Ore 18,40. IPERCOOP. Corsia sughi pronti-scatolame.
Odio fare la spesa.
Maledico per l’ennesima volta l’infausta scelta di non prendere il carrello, che mi costringe, come sempre, a posare da qualche parte il cesto rosso, strapieno, e poi smarrirlo. Ma non hanno ancora inventato un cesto wireless che torna da mamma a uno schioccare di dita?
Ho già perso almeno due dei miei preziosissimi minuti e sto iniziando a imprecare ad alta voce, quando lo incontro.
Mi lancia un “Ciao!” di quelli lunghi e trascinati, abbinato a: sguardo laser e Durbans-48 denti. Non servono altre parole. Ma bravo!
Mentre copioincollo il saluto, attenta a zipparlo perché non sembri troppo felice, passo oltre, fingendomi interessata a un pesto siciliano di cui non mi è mai fregato nulla.
Lo stato confusionale dura un attimo, considero che dall’ultima volta che lo vidi – saran passati almeno 15 anni – è migliorato parecchio; l’età gli ha fatto bene.

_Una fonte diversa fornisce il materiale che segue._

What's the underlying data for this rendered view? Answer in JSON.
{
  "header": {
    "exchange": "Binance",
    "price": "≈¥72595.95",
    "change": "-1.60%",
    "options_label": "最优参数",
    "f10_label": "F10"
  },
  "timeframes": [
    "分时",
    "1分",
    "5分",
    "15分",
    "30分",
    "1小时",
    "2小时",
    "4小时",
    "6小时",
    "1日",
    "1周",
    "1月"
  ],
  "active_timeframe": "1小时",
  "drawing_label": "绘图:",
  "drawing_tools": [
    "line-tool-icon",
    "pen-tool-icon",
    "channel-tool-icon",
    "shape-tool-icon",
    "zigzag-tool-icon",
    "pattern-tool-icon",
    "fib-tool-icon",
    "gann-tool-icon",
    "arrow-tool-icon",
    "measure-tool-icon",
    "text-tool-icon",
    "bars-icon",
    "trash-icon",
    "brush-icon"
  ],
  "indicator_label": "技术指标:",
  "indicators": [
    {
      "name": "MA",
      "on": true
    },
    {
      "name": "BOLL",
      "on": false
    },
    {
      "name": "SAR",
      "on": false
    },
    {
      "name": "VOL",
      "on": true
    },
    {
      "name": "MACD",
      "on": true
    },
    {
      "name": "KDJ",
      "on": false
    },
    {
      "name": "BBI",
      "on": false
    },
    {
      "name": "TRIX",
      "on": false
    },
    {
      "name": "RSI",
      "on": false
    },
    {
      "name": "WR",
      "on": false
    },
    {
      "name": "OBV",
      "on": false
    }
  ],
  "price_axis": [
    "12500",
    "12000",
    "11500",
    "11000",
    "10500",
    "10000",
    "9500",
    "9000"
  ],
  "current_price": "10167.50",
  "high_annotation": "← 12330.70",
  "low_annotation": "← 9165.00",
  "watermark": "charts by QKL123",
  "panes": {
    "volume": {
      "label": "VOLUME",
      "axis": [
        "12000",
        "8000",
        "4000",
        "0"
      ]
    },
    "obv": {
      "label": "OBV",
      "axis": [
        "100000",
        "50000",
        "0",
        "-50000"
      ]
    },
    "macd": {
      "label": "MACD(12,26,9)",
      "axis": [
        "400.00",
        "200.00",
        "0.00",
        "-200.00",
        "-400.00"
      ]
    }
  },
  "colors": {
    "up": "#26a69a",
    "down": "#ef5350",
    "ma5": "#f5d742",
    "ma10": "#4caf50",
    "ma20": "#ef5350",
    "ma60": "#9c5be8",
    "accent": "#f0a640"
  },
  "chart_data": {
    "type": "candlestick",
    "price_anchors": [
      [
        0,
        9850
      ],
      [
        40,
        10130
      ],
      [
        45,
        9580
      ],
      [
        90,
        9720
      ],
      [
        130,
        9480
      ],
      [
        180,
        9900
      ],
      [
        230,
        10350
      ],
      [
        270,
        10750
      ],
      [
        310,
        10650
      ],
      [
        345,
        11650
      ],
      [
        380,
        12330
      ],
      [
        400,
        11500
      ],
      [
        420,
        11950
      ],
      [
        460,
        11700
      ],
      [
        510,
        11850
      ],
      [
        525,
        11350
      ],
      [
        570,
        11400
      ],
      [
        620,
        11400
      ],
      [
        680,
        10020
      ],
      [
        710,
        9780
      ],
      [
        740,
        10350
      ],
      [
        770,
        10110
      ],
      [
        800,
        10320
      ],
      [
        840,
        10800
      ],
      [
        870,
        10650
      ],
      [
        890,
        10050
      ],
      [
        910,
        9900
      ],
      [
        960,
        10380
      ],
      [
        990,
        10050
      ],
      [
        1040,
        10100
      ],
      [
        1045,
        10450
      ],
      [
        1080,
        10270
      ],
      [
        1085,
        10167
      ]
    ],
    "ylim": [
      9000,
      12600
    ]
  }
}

Come a me, del resto, l’ho scoperto or ora, toh.
Recupero i frammenti di me stessa sparsi in giro e mi dirigo con passo deciso verso il reparto vini. Un buon rosso è quello che ci vuole, per accompagnare l’arrosto e la serata con mio marito verso un prevedibile, ma sempre gradito, lieto fine. Magari condito da un pizzico di pensierino piccante sul tizio che ho appena incontrato.
Lungo la strada trovo anche il cesto, ottimo pretesto per il mezzo sorriso idiota che non riesco a cancellarmi dalla faccia.
Sono ormai in dirittura d’arrivo quando, ai minestroni surgelati, rieccolo, insieme alla consorte. Mi risaluta come se mi vedesse per la prima volta, ma il “ciao” che mi spedisce stavolta è appena accennato, quasi distratto, serio, mentre lei, affatto gentile, mi squadra dai capelli alle scarpe, gelida più delle zuppedelcasale, e se lo tira dietro. Direzione: pollame.
Pesco ancora un merluzzo (a filetti) e mi dirigo, sogghignante, alle casse.
Il cesto lungo il percorso esonda. Perdo il parmigiano e due yogurt.
Aspetto, impaziente, il mio turno.
Ho un sesto senso per le casse sfigate, quando arrivo io si rompe sempre qualcosa, o manca un codice a barre, o la cassiera abusa di Tavor.
Frugo nella borsa alla ricerca della tessera-punti e con la coda dell’occhio lo scorgo, due casse dietro di me.
La mogliettina è impegnata a svuotare il carrello (lei sì che è previdente, non come me); lui coglie l’attimo e mi linka lo sguardo addosso.
Lo sento trapassare ogni strato di stoffa.
D’istinto inarco lentamente la schiena, in un gesto impercettibile al resto del mondo, conscia dell’effetto magnetico di curve anatomiche di cui – oh, che peccato – la consorte in questione è dannatamente sprovvista.
Mi stupisco della perfidia con cui non-penso. Non è da me. Sì, è da me.
Ma che caldo fa qua dentro! Ecco, tocca a me, peccato…
Pago, spargendo centesimi di rossore.
Infilo nei sacchetti la pasta, i piselli, il latte, il vino, il pane, l’arrosto, il merluzzo, l’altro mezzo sorriso e me ne vado.
Spero non si sentano le fusa, adieu.
Ego e dispensa, per oggi, son salvi.